In case this is the first you've heard of Stendhal also, here's a little bit about him. Stendhal was a Frenchman whose real name was Marie-Henri Beyle. He was born in 1783, just a few years before the French Revolution began. He did most of his writing, including The Charterhouse of Parma, after the Napoleonic era but before he stroked out and died on a Paris street in 1842.
Stendhal's works were renowned for their psychological insight. In fact, though I didn't even notice this as I read but I recognized it when it was pointed out in the Afterword, Stendhal spent very little time describing his characters' outward appearances, instead focusing on their thoughts and motives.
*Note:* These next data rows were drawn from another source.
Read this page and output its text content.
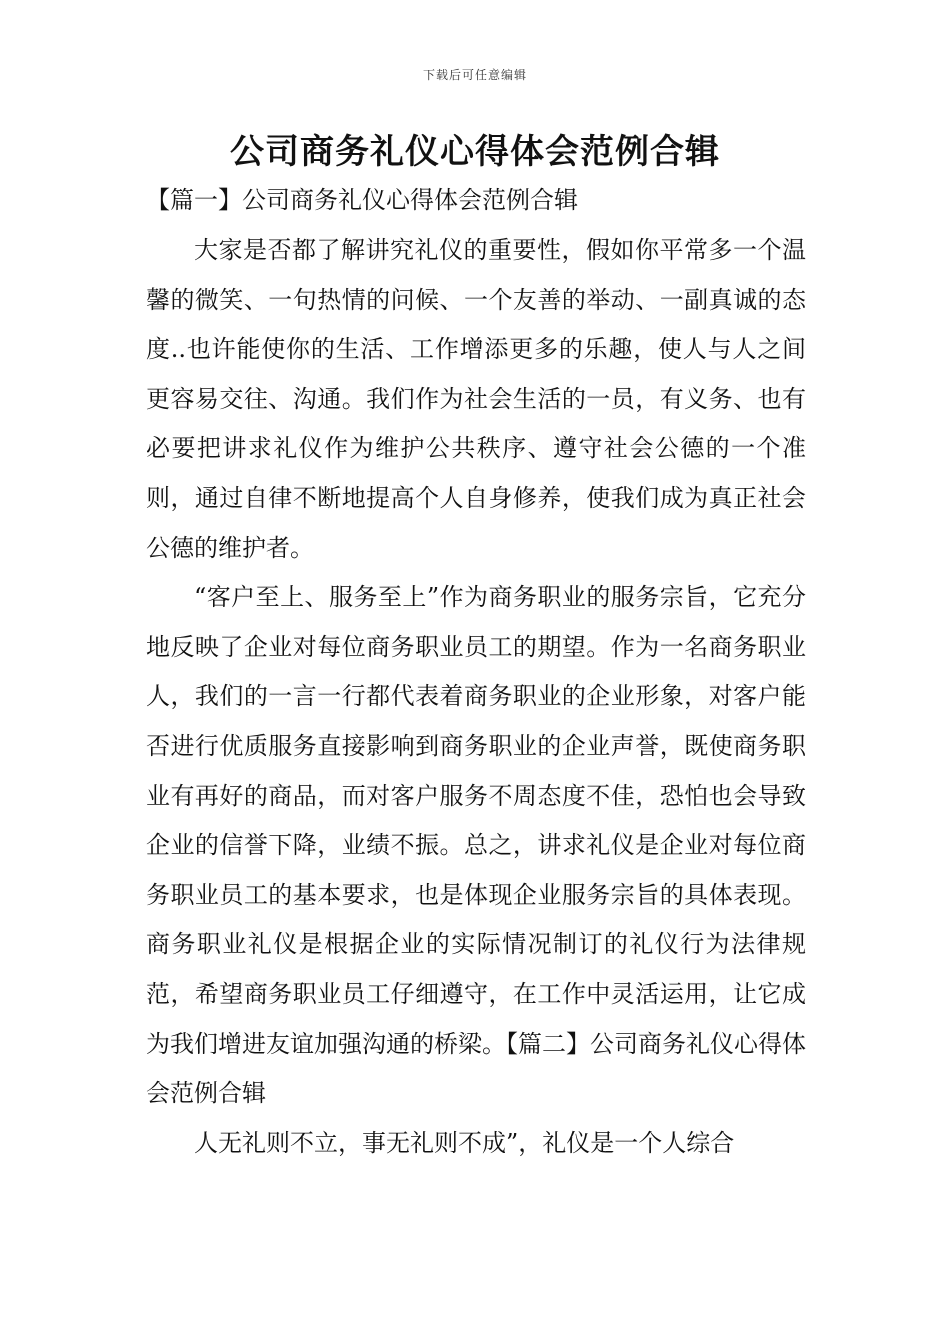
下载后可任意编辑
公司商务礼仪心得体会范例合辑

【篇一】公司商务礼仪心得体会范例合辑

大家是否都了解讲究礼仪的重要性，假如你平常多一个温馨的微笑、一句热情的问候、一个友善的举动、一副真诚的态度..也许能使你的生活、工作增添更多的乐趣，使人与人之间更容易交往、沟通。我们作为社会生活的一员，有义务、也有必要把讲求礼仪作为维护公共秩序、遵守社会公德的一个准则，通过自律不断地提高个人自身修养，使我们成为真正社会公德的维护者。

“客户至上、服务至上”作为商务职业的服务宗旨，它充分地反映了企业对每位商务职业员工的期望。作为一名商务职业人，我们的一言一行都代表着商务职业的企业形象，对客户能否进行优质服务直接影响到商务职业的企业声誉，既使商务职业有再好的商品，而对客户服务不周态度不佳，恐怕也会导致企业的信誉下降，业绩不振。总之，讲求礼仪是企业对每位商务职业员工的基本要求，也是体现企业服务宗旨的具体表现。商务职业礼仪是根据企业的实际情况制订的礼仪行为法律规范，希望商务职业员工仔细遵守，在工作中灵活运用，让它成为我们增进友谊加强沟通的桥梁。【篇二】公司商务礼仪心得体会范例合辑

人无礼则不立，事无礼则不成”，礼仪是一个人综合
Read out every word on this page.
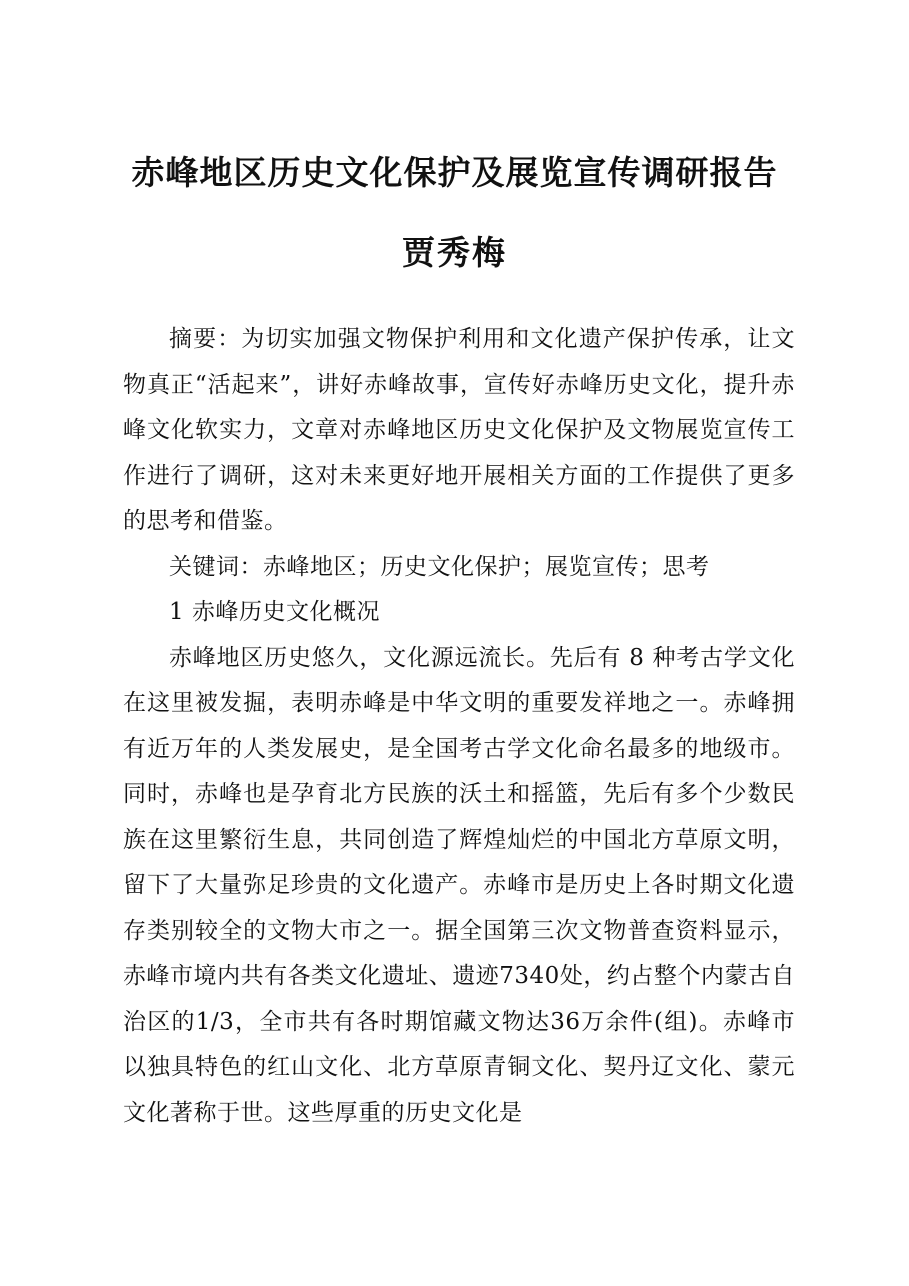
赤峰地区历史文化保护及展览宣传调研报告
贾秀梅

摘要：为切实加强文物保护利用和文化遗产保护传承，让文物真正“活起来”，讲好赤峰故事，宣传好赤峰历史文化，提升赤峰文化软实力，文章对赤峰地区历史文化保护及文物展览宣传工作进行了调研，这对未来更好地开展相关方面的工作提供了更多的思考和借鉴。

关键词：赤峰地区；历史文化保护；展览宣传；思考

1 赤峰历史文化概况

赤峰地区历史悠久，文化源远流长。先后有 8 种考古学文化在这里被发掘，表明赤峰是中华文明的重要发祥地之一。赤峰拥有近万年的人类发展史，是全国考古学文化命名最多的地级市。同时，赤峰也是孕育北方民族的沃土和摇篮，先后有多个少数民族在这里繁衍生息，共同创造了辉煌灿烂的中国北方草原文明，留下了大量弥足珍贵的文化遗产。赤峰市是历史上各时期文化遗存类别较全的文物大市之一。据全国第三次文物普查资料显示，赤峰市境内共有各类文化遗址、遗迹7340处，约占整个内蒙古自治区的1/3，全市共有各时期馆藏文物达36万余件(组)。赤峰市以独具特色的红山文化、北方草原青铜文化、契丹辽文化、蒙元文化著称于世。这些厚重的历史文化是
He reminded me of Henry James by seamlessly and believeably allowing me into his characters' minds.
I didn't automatically know what the colors in the title referred to, nor am I sure I would have figured it out from the text, but luckily the blurb on the back of the book spelled it out for me: "the red" is the military and "the black" is the clergy. Unfortunately the same blurb also revealed what I consider a major spoiler, as it referred to something that didn't occur until about 50 pages from the end of the book. (See how nice I am, that I'm not telling you what that spoiler is?) The spoiler was almost forgivable, as it was only mentioned in relation to Stendhal's inspiration for the story, but that part of the plot would have had a much greater impact on me if I hadn't been expecting it. Or . . . maybe not. The copy Elvis read didn't have that spoiler, and to him it seemed as if that part of the book came out of nowhere.
The Red and the Black is the story of cold-hearted, calculating young Julien Sorel and his ambitions. He is pulled in two directions. He idolizes Napoleon but feels he has to hide that admiration, probably because it was frowned upon in Restoration France as disloyal to the king; and, anyway, the time for military glory seems to have passed. He is drawn to the church as a career, even though it is nearly meaningless to him as anything beyond a source of money and social status. But his ambivalence is pretty well derailed when he discovers sex. The book is divided into two parts, each dealing with one of his two all-consuming affairs.
Although Stendhal does provide a clear window into his characters' minds, he leaves it to his readers to decide how we feel about them. He once wrote that "a novel is like a bow; the violin casing that renders the sound is the reader." Stendhal relates the thoughts and emotions of his characters, but he does little to influence the way the reader judges them. Indeed, Elvis and I had quite different feelings about Julien: I thought he was despicable, and Elvis thought he was just young and confused. Maybe we were both right.